Not to take away from your main point at the end, but that’s just not what discrimination means. Discrimination in this context isn’t just making a decision between choices, it’s when that decision is made unjustly or based on prejudice.
So yes, it’s wrong to put profits ahead of people’s well-being. But the question was whether insurance companies’ policies to not pay out for causes of death that are strongly correlated with poor mental health unjustly treat people with mental health issues.
To be honest, I think that’s an interesting point, because while I similarly find the whole concept of health and life insurance abhorrent, I think these policies are in place so people don’t take their own lives for the sake of the insurance money for their loved ones. In that respect, they may save a handful of lives, and you could argue that makes it a just policy. I’m not sure I 100% buy that argument either, I just think there’s more to the question than just whether insurance companies are generally moral.
Rhynoplaz@lemmy.world 1 year ago
I was at a management training and HR was covering protected classes of people. They asked if it was ever ok to discriminate when hiring. I said yes. Everyone was shocked because they were expecting me to say something racist. I said it’s perfectly fine to discriminate against someone with no work history, bad references, multiple jobs in a very short time etc.
Moment of silence and then they say: “No. It is NEVER ok to discriminate.”
Fucking morons.
fiat_lux@kbin.social 1 year ago
From a dictionary perspective, you're right. From a business legal risk-avoidant and financial self-protection perspective, you're dead wrong. Words are often used with a context-specific definition, and you're not supposed to use the word 'discrimination' at all in a workplace. Because it will cause the legal and HR departments more work, and therefore cost the organisation more.
Just let the HR rep do the script and teach you how to avoid accountability when prioritising profit over people. It's less painful that way.
Rhynoplaz@lemmy.world 1 year ago
Profit over people IS painful to me. Eat the rich.
fiat_lux@kbin.social 1 year ago
It's also painful to me, which is why I sat quietly through the training, gave the answers they wanted, and then made managerial decisions that were deliberately people-prioritising and at least somewhat inconspicuous. Luckily, they had trained me to know what they're looking for.
NightAuthor@lemmy.world 1 year ago
As a fairly logic/science based thinker, it’s so frustrating seeing people drop all nuance and detail from their knowledge. And then they pass it on, judge others by their “knowledge” and it just keeps spreading. Eventually the general public knows that an elephant has a trunk, but will scorn you if you say it also has a tail.
drahardja@lemmy.world 1 year ago
The whole point of the “protected class” is that you may not discriminate using those criteria.

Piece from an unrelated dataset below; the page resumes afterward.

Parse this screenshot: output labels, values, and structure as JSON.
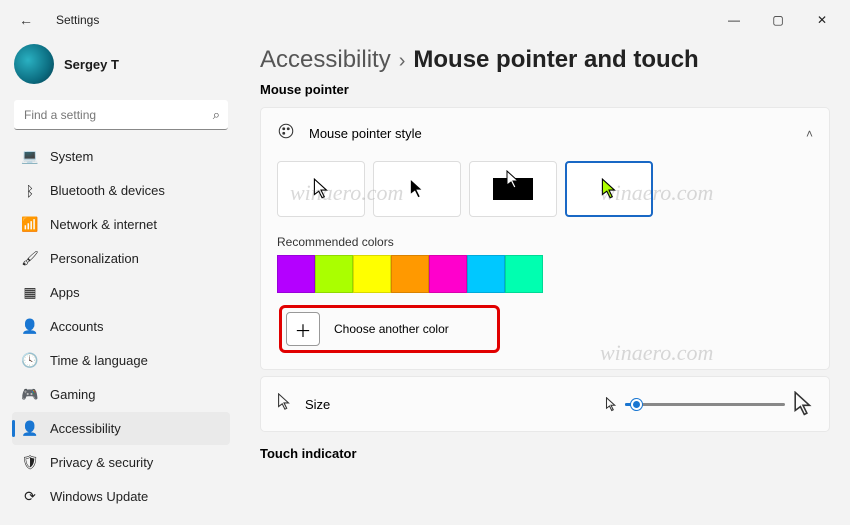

The corollary is that you may discriminate using other criteria.
Rhynoplaz@lemmy.world 1 year ago
Exactly. I guess they hadn’t realized that everyone that applied and didn’t get hired had technically been discriminated against for some reason, and they didn’t want a record of them saying in ANY form that “discrimination” was ok.
Decades later all 30 done of their locations got their franchise revoked and they closed down. Has nothing to do with the story, but vindication! 😂
superthott@discuss.tchncs.de 1 year ago
Rhynoplaz@lemmy.world 1 year ago
No. The word differentiate doesn’t work because I wasn’t talking about identifying the differences in people I was talking about TREATING PEOPLE DIFFERENTLY based on a single trait.
I thought it was a trick question. That’s why I gave the answer. I know it’s not what they were looking for, but they didn’t have to look at me like I was from another planet.
As a manager I DISCRIMINATED against people who didn’t show up for work. I DISCRIMINATED against people who showed up drunk. Those people got different treatment. They lost hours. They didn’t get raises. They got fired. I would NEVER discriminate based on race or gender or color of hair. Personally, I wouldn’t discriminate against drug users, but that same company demanded that we did.
It’s still discrimination it’s just that sometimes it’s legal and sometimes it’s not.
yesman@lemmy.world 1 year ago
I love your post; it should be a copypasta. Topping off a semantic argument by insisting others are dense is so ironic that I don’t know if you’re sincere, or some kind of galaxy-brained performance artist.
Ps. please don’t interpret my post as a rebuttal of your point. You want to argue about the definition of the word discriminate, I want to argue about the definition of the word definition.